Есть у грузин такая особенность: своих любимых духовных пастырей народ называет совсем просто, только по имени — тем самым как бы приближая их к себе и одновременно даруя бессмертие. Так мы говорим: Илья, и даже ребенок знает, что это Илья Чавчавадзе; мы говорим: Важа, Акакий, Галактион... Из актеров эта высокая народная честь выпала на долю Серго (Серго Закариадзе) и Верико. Даже не Вера, а уменьшительно, ласкательно — Верико. Так ее и звали до последнего дня, а было ей уже почти 90 лет.
Великая трагическая актриса Грузии... Так окрестил ее — совсем молодую — основоположник современного грузинского театра Котэ Марджанишвили. Она была его опорой и надеждой, реальной возможностью воплотить самые дерзкие замыслы. Мы — мое поколение — почувствовали величие Верико, когда в конце 40-х годов был восстановлен знаменитый марджановский спектакль «Уриэль Акоста». Мы увидели ее — опять превратившуюся в нежную, юную, хрупкую женщину, озаренную великой любовью и великим гневом. «Ты лжешь, раввин!» — произносила она своим удивительно глубоким и трепетным голосом, и для нас эти слова снова стали выражением нашего невысказанного, запрятанного в глубине души протеста против лжи, лицемерия, мракобесия.
А потом... Я видела, как она выходила на сцену тяжелой и твердой походкой старой женщины, знающей цену жизни и цену смерти, и стояла, как дерево, уходящее корнями в глубину веков; и лицо ее было иссечено глубокими и прекрасными морщинами, которые говорили о страдании и просветлении; и смотрела в зал блестящим молодым взглядом «в казнь друзей не глядевших очей», а потом вдруг пускалась в пляс — такой буйный, такой безудержный, и вся превращалась в вихрь, и казалось, что никогда не будет конца этой пляске, и взмаху этих рук, и пронзительности этого взгляда; а было ей тогда уже 70 или 75 лет, и играла она в спектакле «Деревья умирают стоя»; я смотрела на нее и поражалась точности этой метафоры, ибо мы все понимали — это был не театральный образ: сама Верико превращалась в символ. Я это знала уже тогда, когда ей предстоял еще долгий жизненный путь, знала, что это была необходимость, закономерность: ей — сыграть в этом спектакле, нам — понять, что она и есть это дерево, которое когда-нибудь умрет стоя. Первую роль в кино молодая актриса сыграла в 1926 году и вскоре нашла свою тему, свою героиню — гордую, сильную духом женщину, которую ничто не может сломить и никто не смеет унизить. Ее Маро («Саба» М. Чиаурели, 1929), Соломэ («Золотистая долина» Н. Шенгелая, 1937), Русудан, жена полководца («Георгий Саакадзе» М. Чиаурели, 1942 — 1943) незабываемы. Говоря о грузинском национальном характере на экране, мы в числе крупнейших называем образы, воплощенные Верико Анджапаридзе. И среди них — Отарову вдову из одноименной картины М. Чиаурели. Фильм вышел в 1958 году, и с тех пор живет в нашей памяти, в нашем сознании это великое создание бессмертной актрисы.

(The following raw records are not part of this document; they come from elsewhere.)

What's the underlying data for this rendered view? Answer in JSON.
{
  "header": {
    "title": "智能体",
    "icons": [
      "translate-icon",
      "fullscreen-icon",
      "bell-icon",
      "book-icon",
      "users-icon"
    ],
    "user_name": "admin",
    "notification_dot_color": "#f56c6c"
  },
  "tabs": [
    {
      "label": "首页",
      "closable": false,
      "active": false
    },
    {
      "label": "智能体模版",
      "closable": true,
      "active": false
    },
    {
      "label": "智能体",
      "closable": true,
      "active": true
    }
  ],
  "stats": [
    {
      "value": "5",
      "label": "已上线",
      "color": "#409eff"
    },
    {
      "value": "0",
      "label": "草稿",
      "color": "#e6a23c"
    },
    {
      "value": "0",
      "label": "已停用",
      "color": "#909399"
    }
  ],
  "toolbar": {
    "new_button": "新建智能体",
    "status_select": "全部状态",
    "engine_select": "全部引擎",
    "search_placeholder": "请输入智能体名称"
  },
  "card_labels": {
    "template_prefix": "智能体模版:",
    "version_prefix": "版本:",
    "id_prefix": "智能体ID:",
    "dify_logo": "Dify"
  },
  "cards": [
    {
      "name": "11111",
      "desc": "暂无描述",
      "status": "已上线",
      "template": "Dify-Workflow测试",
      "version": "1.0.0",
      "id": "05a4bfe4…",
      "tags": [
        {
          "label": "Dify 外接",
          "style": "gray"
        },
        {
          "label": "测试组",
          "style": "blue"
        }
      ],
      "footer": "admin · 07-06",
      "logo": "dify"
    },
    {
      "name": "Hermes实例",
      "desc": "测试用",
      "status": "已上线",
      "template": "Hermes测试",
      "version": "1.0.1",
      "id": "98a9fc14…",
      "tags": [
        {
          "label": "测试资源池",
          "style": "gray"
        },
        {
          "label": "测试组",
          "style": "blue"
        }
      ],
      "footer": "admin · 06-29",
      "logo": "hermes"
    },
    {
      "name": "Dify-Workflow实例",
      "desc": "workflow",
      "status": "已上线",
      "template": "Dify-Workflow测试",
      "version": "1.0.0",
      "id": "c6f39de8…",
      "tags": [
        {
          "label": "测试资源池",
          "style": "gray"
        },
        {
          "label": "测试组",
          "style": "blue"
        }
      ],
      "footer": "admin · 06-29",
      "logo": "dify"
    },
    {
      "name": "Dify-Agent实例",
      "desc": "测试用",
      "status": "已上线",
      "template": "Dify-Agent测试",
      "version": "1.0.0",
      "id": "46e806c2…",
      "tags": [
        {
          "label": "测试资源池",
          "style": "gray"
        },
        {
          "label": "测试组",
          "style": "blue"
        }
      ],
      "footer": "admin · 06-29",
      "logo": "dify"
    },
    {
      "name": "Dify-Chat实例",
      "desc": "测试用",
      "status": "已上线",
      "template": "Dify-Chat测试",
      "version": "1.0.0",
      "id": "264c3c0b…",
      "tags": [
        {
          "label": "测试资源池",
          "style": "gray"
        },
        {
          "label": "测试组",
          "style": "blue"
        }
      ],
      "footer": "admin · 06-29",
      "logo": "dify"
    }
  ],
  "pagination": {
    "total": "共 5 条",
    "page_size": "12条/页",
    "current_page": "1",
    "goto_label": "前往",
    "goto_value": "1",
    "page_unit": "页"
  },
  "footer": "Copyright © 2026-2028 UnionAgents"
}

Так уж получилось, что последние слова, которые сказала нам Верико с экрана в фильме Т. Абуладзе «Покаяние» — «Кому нужна дорога, если она не ведет к храму?», — тоже обрели метафорический смысл; и сама она отправилась в последний путь к храму, к святой горе Давида, где народ предначертал ей место рядом с теми, кого он называет только по имени.
Гогоберидзе Л. Верико Анджапаридзе // Искусство кино. 1987. № 6. С. 116-117.